I'm not a videogamer, so I'll admit up front that I'm generalizing from related areas: as a boardgamer or RPG player, would I want to share space with people creating games, game systems, modules, and player aids?
My personal reaction is: yes, very much so! First off, when creators participate in player "places", it raises the quality -- players can get direct answers, developers can get real user feedback (and maybe find playtesters), and, in short, makers and consumers can have dialogue that benefits both.
Further, some players are also small-scale developers. In the games I play, this is in the space of house rules, player aids, and other customizations. It'd sure be great to have the experience of people who have more than anecdotal input when I'm trying to get the balance on my house rules right -- when I'm doing, at a small scale, what game developers do at a larger scale.
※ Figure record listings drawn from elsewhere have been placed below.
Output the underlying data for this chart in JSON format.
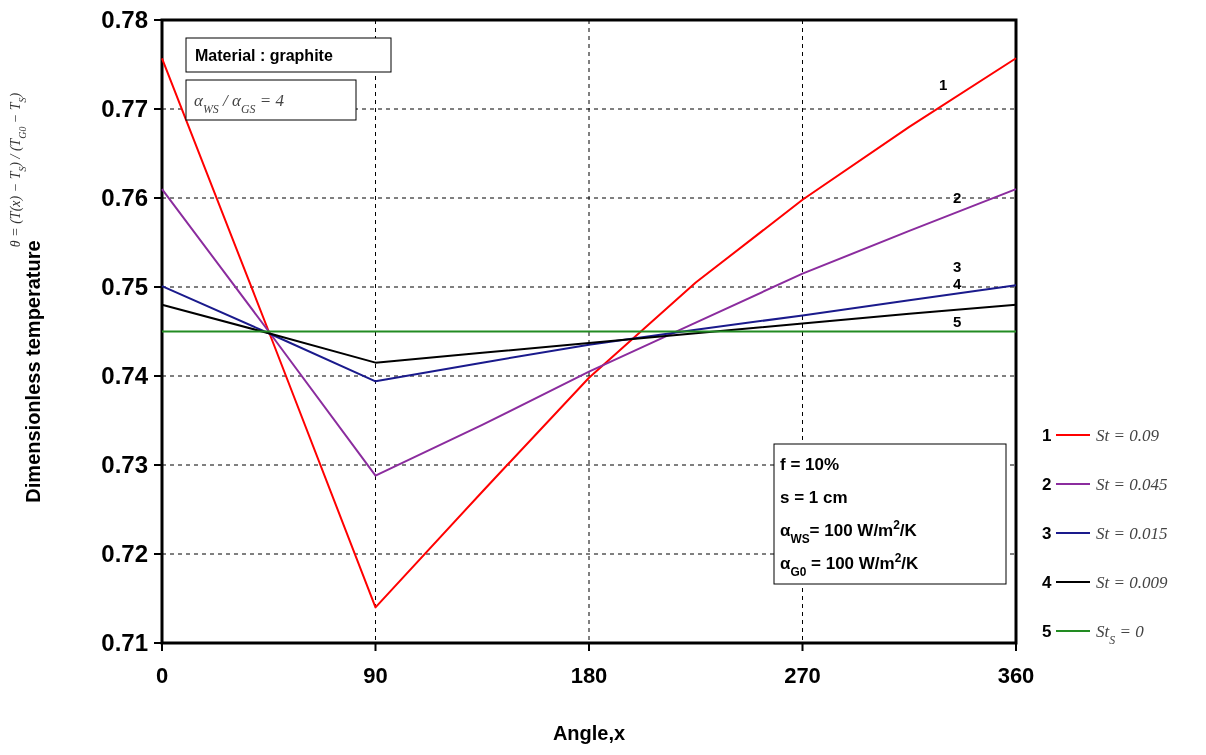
{
  "chart_data": {
    "type": "line",
    "xlabel": "Angle,x",
    "ylabel": "Dimensionless temperature",
    "x": [
      0,
      45,
      90,
      135,
      180,
      225,
      270,
      315,
      360
    ],
    "series": [
      {
        "name": "St = 0.09",
        "color": "#ff0000",
        "values": [
          0.7757,
          0.745,
          0.714,
          0.727,
          0.7398,
          0.7505,
          0.7598,
          0.768,
          0.7757
        ]
      },
      {
        "name": "St = 0.045",
        "color": "#8b2c9e",
        "values": [
          0.761,
          0.745,
          0.7288,
          0.7345,
          0.7405,
          0.746,
          0.7515,
          0.7563,
          0.761
        ]
      },
      {
        "name": "St = 0.015",
        "color": "#1a1a8c",
        "values": [
          0.7501,
          0.7448,
          0.7394,
          0.7415,
          0.7435,
          0.7452,
          0.7468,
          0.7485,
          0.7502
        ]
      },
      {
        "name": "St = 0.009",
        "color": "#000000",
        "values": [
          0.748,
          0.7448,
          0.7415,
          0.7426,
          0.7437,
          0.7448,
          0.7459,
          0.747,
          0.748
        ]
      },
      {
        "name": "St$_{S}$ = 0",
        "color": "#228b22",
        "values": [
          0.745,
          0.745,
          0.745,
          0.745,
          0.745,
          0.745,
          0.745,
          0.745,
          0.745
        ]
      }
    ],
    "xlim": [
      0,
      360
    ],
    "xticks": [
      0,
      90,
      180,
      270,
      360
    ],
    "ylim": [
      0.71,
      0.78
    ],
    "yticks": [
      0.71,
      0.72,
      0.73,
      0.74,
      0.75,
      0.76,
      0.77,
      0.78
    ],
    "grid": true,
    "legend": "right",
    "marker": "none",
    "line_style": "solid",
    "annotations": [
      "Material : graphite",
      "α$_{WS}$ / α$_{GS}$ = 4",
      "f = 10%",
      "s = 1 cm",
      "α$_{WS}$= 100 W/m$^{2}$/K",
      "α$_{G0}$ = 100 W/m$^{2}$/K",
      "θ = (T(x) − T$_{S}$) / (T$_{G0}$ − T$_{S}$)",
      "1",
      "2",
      "3",
      "4",
      "5"
    ]
  }
}
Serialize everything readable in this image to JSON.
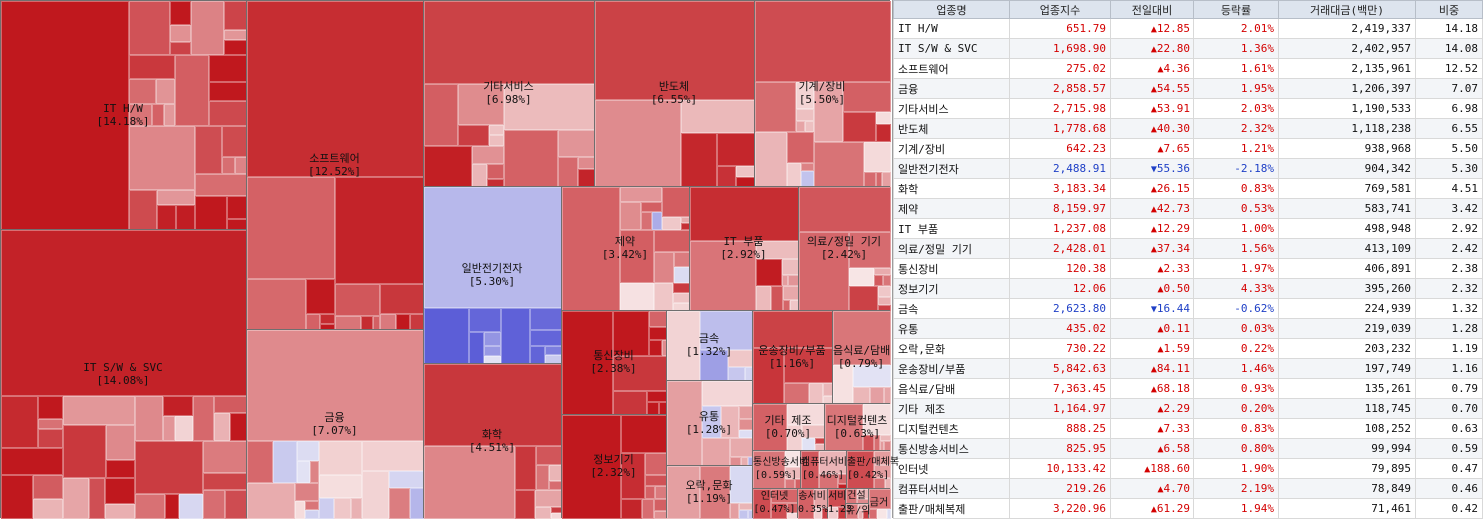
{
  "table": {
    "headers": [
      "업종명",
      "업종지수",
      "전일대비",
      "등락률",
      "거래대금(백만)",
      "비중"
    ],
    "rows": [
      {
        "name": "IT H/W",
        "index": "651.79",
        "dir": "up",
        "change": "12.85",
        "rate": "2.01%",
        "volume": "2,419,337",
        "share": "14.18"
      },
      {
        "name": "IT S/W & SVC",
        "index": "1,698.90",
        "dir": "up",
        "change": "22.80",
        "rate": "1.36%",
        "volume": "2,402,957",
        "share": "14.08"
      },
      {
        "name": "소프트웨어",
        "index": "275.02",
        "dir": "up",
        "change": "4.36",
        "rate": "1.61%",
        "volume": "2,135,961",
        "share": "12.52"
      },
      {
        "name": "금융",
        "index": "2,858.57",
        "dir": "up",
        "change": "54.55",
        "rate": "1.95%",
        "volume": "1,206,397",
        "share": "7.07"
      },
      {
        "name": "기타서비스",
        "index": "2,715.98",
        "dir": "up",
        "change": "53.91",
        "rate": "2.03%",
        "volume": "1,190,533",
        "share": "6.98"
      },
      {
        "name": "반도체",
        "index": "1,778.68",
        "dir": "up",
        "change": "40.30",
        "rate": "2.32%",
        "volume": "1,118,238",
        "share": "6.55"
      },
      {
        "name": "기계/장비",
        "index": "642.23",
        "dir": "up",
        "change": "7.65",
        "rate": "1.21%",
        "volume": "938,968",
        "share": "5.50"
      },
      {
        "name": "일반전기전자",
        "index": "2,488.91",
        "dir": "down",
        "change": "55.36",
        "rate": "-2.18%",
        "volume": "904,342",
        "share": "5.30"
      },
      {
        "name": "화학",
        "index": "3,183.34",
        "dir": "up",
        "change": "26.15",
        "rate": "0.83%",
        "volume": "769,581",
        "share": "4.51"
      },
      {
        "name": "제약",
        "index": "8,159.97",
        "dir": "up",
        "change": "42.73",
        "rate": "0.53%",
        "volume": "583,741",
        "share": "3.42"
      },
      {
        "name": "IT 부품",
        "index": "1,237.08",
        "dir": "up",
        "change": "12.29",
        "rate": "1.00%",
        "volume": "498,948",
        "share": "2.92"
      },
      {
        "name": "의료/정밀 기기",
        "index": "2,428.01",
        "dir": "up",
        "change": "37.34",
        "rate": "1.56%",
        "volume": "413,109",
        "share": "2.42"
      },
      {
        "name": "통신장비",
        "index": "120.38",
        "dir": "up",
        "change": "2.33",
        "rate": "1.97%",
        "volume": "406,891",
        "share": "2.38"
      },
      {
        "name": "정보기기",
        "index": "12.06",
        "dir": "up",
        "change": "0.50",
        "rate": "4.33%",
        "volume": "395,260",
        "share": "2.32"
      },
      {
        "name": "금속",
        "index": "2,623.80",
        "dir": "down",
        "change": "16.44",
        "rate": "-0.62%",
        "volume": "224,939",
        "share": "1.32"
      },
      {
        "name": "유통",
        "index": "435.02",
        "dir": "up",
        "change": "0.11",
        "rate": "0.03%",
        "volume": "219,039",
        "share": "1.28"
      },
      {
        "name": "오락,문화",
        "index": "730.22",
        "dir": "up",
        "change": "1.59",
        "rate": "0.22%",
        "volume": "203,232",
        "share": "1.19"
      },
      {
        "name": "운송장비/부품",
        "index": "5,842.63",
        "dir": "up",
        "change": "84.11",
        "rate": "1.46%",
        "volume": "197,749",
        "share": "1.16"
      },
      {
        "name": "음식료/담배",
        "index": "7,363.45",
        "dir": "up",
        "change": "68.18",
        "rate": "0.93%",
        "volume": "135,261",
        "share": "0.79"
      },
      {
        "name": "기타 제조",
        "index": "1,164.97",
        "dir": "up",
        "change": "2.29",
        "rate": "0.20%",
        "volume": "118,745",
        "share": "0.70"
      },
      {
        "name": "디지털컨텐츠",
        "index": "888.25",
        "dir": "up",
        "change": "7.33",
        "rate": "0.83%",
        "volume": "108,252",
        "share": "0.63"
      },
      {
        "name": "통신방송서비스",
        "index": "825.95",
        "dir": "up",
        "change": "6.58",
        "rate": "0.80%",
        "volume": "99,994",
        "share": "0.59"
      },
      {
        "name": "인터넷",
        "index": "10,133.42",
        "dir": "up",
        "change": "188.60",
        "rate": "1.90%",
        "volume": "79,895",
        "share": "0.47"
      },
      {
        "name": "컴퓨터서비스",
        "index": "219.26",
        "dir": "up",
        "change": "4.70",
        "rate": "2.19%",
        "volume": "78,849",
        "share": "0.46"
      },
      {
        "name": "출판/매체복제",
        "index": "3,220.96",
        "dir": "up",
        "change": "61.29",
        "rate": "1.94%",
        "volume": "71,461",
        "share": "0.42"
      }
    ]
  },
  "treemap": {
    "sectors": [
      {
        "key": "it-hw",
        "name": "IT H/W",
        "pct": "[14.18%]",
        "heat": 0.8
      },
      {
        "key": "it-sw-svc",
        "name": "IT S/W & SVC",
        "pct": "[14.08%]",
        "heat": 0.7
      },
      {
        "key": "software",
        "name": "소프트웨어",
        "pct": "[12.52%]",
        "heat": 0.65
      },
      {
        "key": "finance",
        "name": "금융",
        "pct": "[7.07%]",
        "heat": 0.2
      },
      {
        "key": "other-services",
        "name": "기타서비스",
        "pct": "[6.98%]",
        "heat": 0.55
      },
      {
        "key": "semiconductor",
        "name": "반도체",
        "pct": "[6.55%]",
        "heat": 0.55
      },
      {
        "key": "machinery",
        "name": "기계/장비",
        "pct": "[5.50%]",
        "heat": 0.5
      },
      {
        "key": "general-electronics",
        "name": "일반전기전자",
        "pct": "[5.30%]",
        "heat": -0.6
      },
      {
        "key": "chemical",
        "name": "화학",
        "pct": "[4.51%]",
        "heat": 0.6
      },
      {
        "key": "pharma",
        "name": "제약",
        "pct": "[3.42%]",
        "heat": 0.4
      },
      {
        "key": "it-parts",
        "name": "IT 부품",
        "pct": "[2.92%]",
        "heat": 0.65
      },
      {
        "key": "medical",
        "name": "의료/정밀 기기",
        "pct": "[2.42%]",
        "heat": 0.45
      },
      {
        "key": "telecom-equip",
        "name": "통신장비",
        "pct": "[2.38%]",
        "heat": 0.8
      },
      {
        "key": "info-devices",
        "name": "정보기기",
        "pct": "[2.32%]",
        "heat": 0.95
      },
      {
        "key": "metal",
        "name": "금속",
        "pct": "[1.32%]",
        "heat": -0.15
      },
      {
        "key": "distribution",
        "name": "유통",
        "pct": "[1.28%]",
        "heat": 0.1
      },
      {
        "key": "entertainment",
        "name": "오락,문화",
        "pct": "[1.19%]",
        "heat": 0.1
      },
      {
        "key": "transport",
        "name": "운송장비/부품",
        "pct": "[1.16%]",
        "heat": 0.55
      },
      {
        "key": "food",
        "name": "음식료/담배",
        "pct": "[0.79%]",
        "heat": 0.3
      },
      {
        "key": "other-mfg",
        "name": "기타 제조",
        "pct": "[0.70%]",
        "heat": 0.4
      },
      {
        "key": "digital-contents",
        "name": "디지털컨텐츠",
        "pct": "[0.63%]",
        "heat": 0.3
      },
      {
        "key": "broadcast",
        "name": "통신방송서비",
        "pct": "[0.59%]",
        "heat": 0.3
      },
      {
        "key": "computer-svc",
        "name": "컴퓨터서비",
        "pct": "[0.46%]",
        "heat": 0.45
      },
      {
        "key": "publishing",
        "name": "출판/매체복",
        "pct": "[0.42%]",
        "heat": 0.5
      },
      {
        "key": "internet",
        "name": "인터넷",
        "pct": "[0.47%]",
        "heat": 0.5
      },
      {
        "key": "small-a",
        "name": "송서비",
        "pct": "0.35%",
        "heat": 0.4
      },
      {
        "key": "small-b",
        "name": "서비",
        "pct": "1.23",
        "heat": 0.5
      },
      {
        "key": "small-c",
        "name": "건설",
        "pct": "",
        "heat": 0.3
      },
      {
        "key": "small-d",
        "name": "유/의",
        "pct": "",
        "heat": 0.3
      },
      {
        "key": "small-e",
        "name": "",
        "pct": "금거",
        "heat": 0.3
      }
    ]
  },
  "colors": {
    "up_text": "#d40000",
    "down_text": "#1e3fc6",
    "strong_red": "#c0181d",
    "pale_red": "#f6d8d8",
    "pale_blue": "#d4d8f0",
    "strong_blue": "#5c62c8",
    "header_bg": "#dde4ee"
  },
  "icons": {
    "up": "red-up-triangle-icon",
    "down": "blue-down-triangle-icon"
  }
}
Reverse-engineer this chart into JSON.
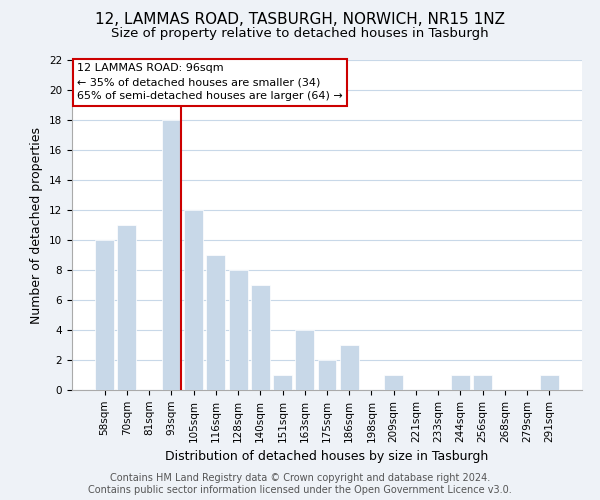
{
  "title": "12, LAMMAS ROAD, TASBURGH, NORWICH, NR15 1NZ",
  "subtitle": "Size of property relative to detached houses in Tasburgh",
  "xlabel": "Distribution of detached houses by size in Tasburgh",
  "ylabel": "Number of detached properties",
  "categories": [
    "58sqm",
    "70sqm",
    "81sqm",
    "93sqm",
    "105sqm",
    "116sqm",
    "128sqm",
    "140sqm",
    "151sqm",
    "163sqm",
    "175sqm",
    "186sqm",
    "198sqm",
    "209sqm",
    "221sqm",
    "233sqm",
    "244sqm",
    "256sqm",
    "268sqm",
    "279sqm",
    "291sqm"
  ],
  "values": [
    10,
    11,
    0,
    18,
    12,
    9,
    8,
    7,
    1,
    4,
    2,
    3,
    0,
    1,
    0,
    0,
    1,
    1,
    0,
    0,
    1
  ],
  "bar_color": "#c8d8e8",
  "highlight_line_color": "#cc0000",
  "highlight_bar_index": 3,
  "ylim": [
    0,
    22
  ],
  "yticks": [
    0,
    2,
    4,
    6,
    8,
    10,
    12,
    14,
    16,
    18,
    20,
    22
  ],
  "annotation_title": "12 LAMMAS ROAD: 96sqm",
  "annotation_line1": "← 35% of detached houses are smaller (34)",
  "annotation_line2": "65% of semi-detached houses are larger (64) →",
  "footer_line1": "Contains HM Land Registry data © Crown copyright and database right 2024.",
  "footer_line2": "Contains public sector information licensed under the Open Government Licence v3.0.",
  "bg_color": "#eef2f7",
  "plot_bg_color": "#ffffff",
  "grid_color": "#c8d8e8",
  "title_fontsize": 11,
  "subtitle_fontsize": 9.5,
  "axis_label_fontsize": 9,
  "tick_fontsize": 7.5,
  "footer_fontsize": 7
}
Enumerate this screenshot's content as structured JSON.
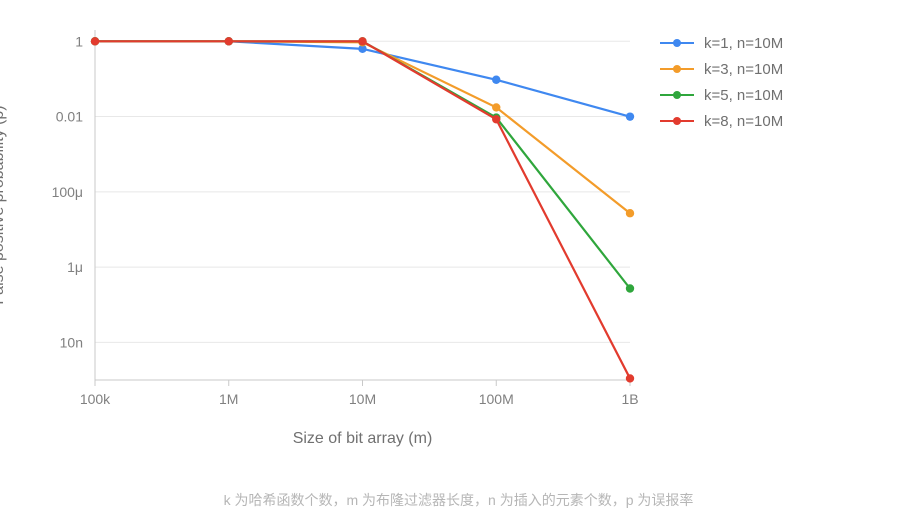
{
  "chart": {
    "type": "line",
    "background_color": "#ffffff",
    "grid_color": "#e8e8e8",
    "axis_color": "#c9c9c9",
    "tick_label_color": "#808080",
    "label_color": "#707070",
    "xlabel": "Size of bit array (m)",
    "ylabel": "False positive probability (p)",
    "x_ticks": [
      "100k",
      "1M",
      "10M",
      "100M",
      "1B"
    ],
    "x_tick_values": [
      100000,
      1000000,
      10000000,
      100000000,
      1000000000
    ],
    "y_ticks": [
      "1",
      "0.01",
      "100μ",
      "1μ",
      "10n"
    ],
    "y_tick_values": [
      1,
      0.01,
      0.0001,
      1e-06,
      1e-08
    ],
    "ylim_exp": [
      -9.0,
      0.3
    ],
    "xlim_exp": [
      5,
      9
    ],
    "line_width": 2.2,
    "marker_size": 4.2,
    "legend_position": "right",
    "label_fontsize": 16,
    "tick_fontsize": 14,
    "series": [
      {
        "name": "k=1, n=10M",
        "color": "#3f88f0",
        "x": [
          100000,
          1000000,
          10000000,
          100000000,
          1000000000
        ],
        "y": [
          1,
          1,
          0.63,
          0.095,
          0.00995
        ]
      },
      {
        "name": "k=3, n=10M",
        "color": "#f39c2a",
        "x": [
          100000,
          1000000,
          10000000,
          100000000,
          1000000000
        ],
        "y": [
          1,
          1,
          0.94,
          0.0175,
          2.7e-05
        ]
      },
      {
        "name": "k=5, n=10M",
        "color": "#2fa63c",
        "x": [
          100000,
          1000000,
          10000000,
          100000000,
          1000000000
        ],
        "y": [
          1,
          1,
          1,
          0.0094,
          2.7e-07
        ]
      },
      {
        "name": "k=8, n=10M",
        "color": "#e23b2e",
        "x": [
          100000,
          1000000,
          10000000,
          100000000,
          1000000000
        ],
        "y": [
          1,
          1,
          1,
          0.00846,
          1.1e-09
        ]
      }
    ]
  },
  "caption": "k 为哈希函数个数，m 为布隆过滤器长度，n 为插入的元素个数，p 为误报率"
}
I understand that "mods" are core to videogames, or at least are core for many players, and that these mods are essentially game-development overlays. If that's true, then a player working on a mod is kind of like me working on a house rule for Through the Ages or D&D.
Unless players or game developers tell us strongly that "no, we need to be separate", I'd like to see us default to one inclusive community. The whole network is still small; none of our communities is huge and getting so much traffic that people can't find what they're looking for. Let's build on what we have in common, not put up walls prematurely.
This question came up when we were getting ready to launch Software Development, too: should there be one general community, or should we make different communities for different aspects of software development, like one for "just code" questions and one for design and one for QA, or maybe divide it up based on technologies (embedded and cloud were both proposed as specializations). We decided to create one community, planning from the start to be able to support a split later if a sub-community arises that really should be separate. We can take that approach with this, too. Let's build a single place together, and if in time it becomes clear that there are two separate (if overlapping) communities that want to be able to focus more on their separate concerns, we can create a new community then and move posts as necessary.